沢内は、女が好みそうな優しい顔立ちの整った顔に、高身長、気がつくし、会話も女好みに合わせて話す。

そんな男に危機感しかなく、菜々緒が、こいつに惚れたらどうしようと焦るあまり、沢内には、強く、菜々緒に手を出すなと言い聞かせていたせいで、こうして、揶揄われる羽目になっているのだが…

まぁ、協力的なので、それぐらい甘んじて受けよう。

「彼女の唇」

ガタガタと、あちこちで物が落ちる音と、驚きで振り返るスタッフ。

「うわっ、もう、隠しもしないよ。
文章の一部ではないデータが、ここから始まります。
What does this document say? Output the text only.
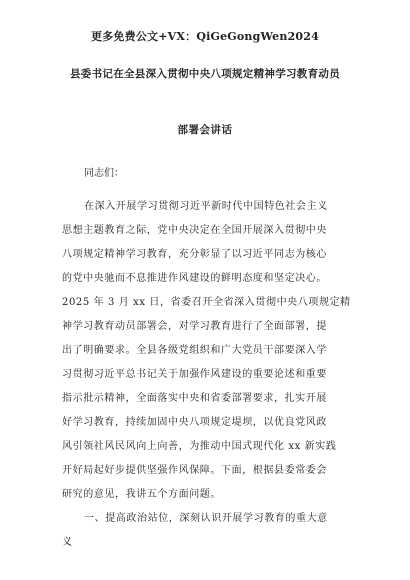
更多免费公文+VX：QiGeGongWen2024
县委书记在全县深入贯彻中央八项规定精神学习教育动员
部署会讲话
同志们：
在深入开展学习贯彻习近平新时代中国特色社会主义
思想主题教育之际，党中央决定在全国开展深入贯彻中央
八项规定精神学习教育，充分彰显了以习近平同志为核心
的党中央驰而不息推进作风建设的鲜明态度和坚定决心。
2025 年 3 月 xx 日，省委召开全省深入贯彻中央八项规定精
神学习教育动员部署会，对学习教育进行了全面部署，提
出了明确要求。全县各级党组织和广大党员干部要深入学
习贯彻习近平总书记关于加强作风建设的重要论述和重要
指示批示精神，全面落实中央和省委部署要求，扎实开展
好学习教育，持续加固中央八项规定堤坝，以优良党风政
风引领社风民风向上向善，为推动中国式现代化 xx 新实践
开好局起好步提供坚强作风保障。下面，根据县委常委会
研究的意见，我讲五个方面问题。
一、提高政治站位，深刻认识开展学习教育的重大意
义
この人」

「高山…うちらの前で隠してないこと菜々緒ちゃんに気がつかれないように行動しなよ。あの子、必死にバレないように演技してるんだからね。ほんと、かわいそうよ。なんで、あんたなんかに掴まちゃうかな…」

「我慢してたろ。他の奴にうろつかれて目障りなんだよ。堂々と態度に出して何が悪い」

「開き直ってる」

「うちらの前ではセーブしな。でないと、恥ずかしくて耐えられないわよ」

「わかってる。2人きりじゃないとこなら我慢してる」

呆れる顔のスタッフの面々に、手のひらを振り、仕事に戻れと合図するのだ。

そろそろ、打ち合わせも終わった頃だろうと、電話をかけてみる。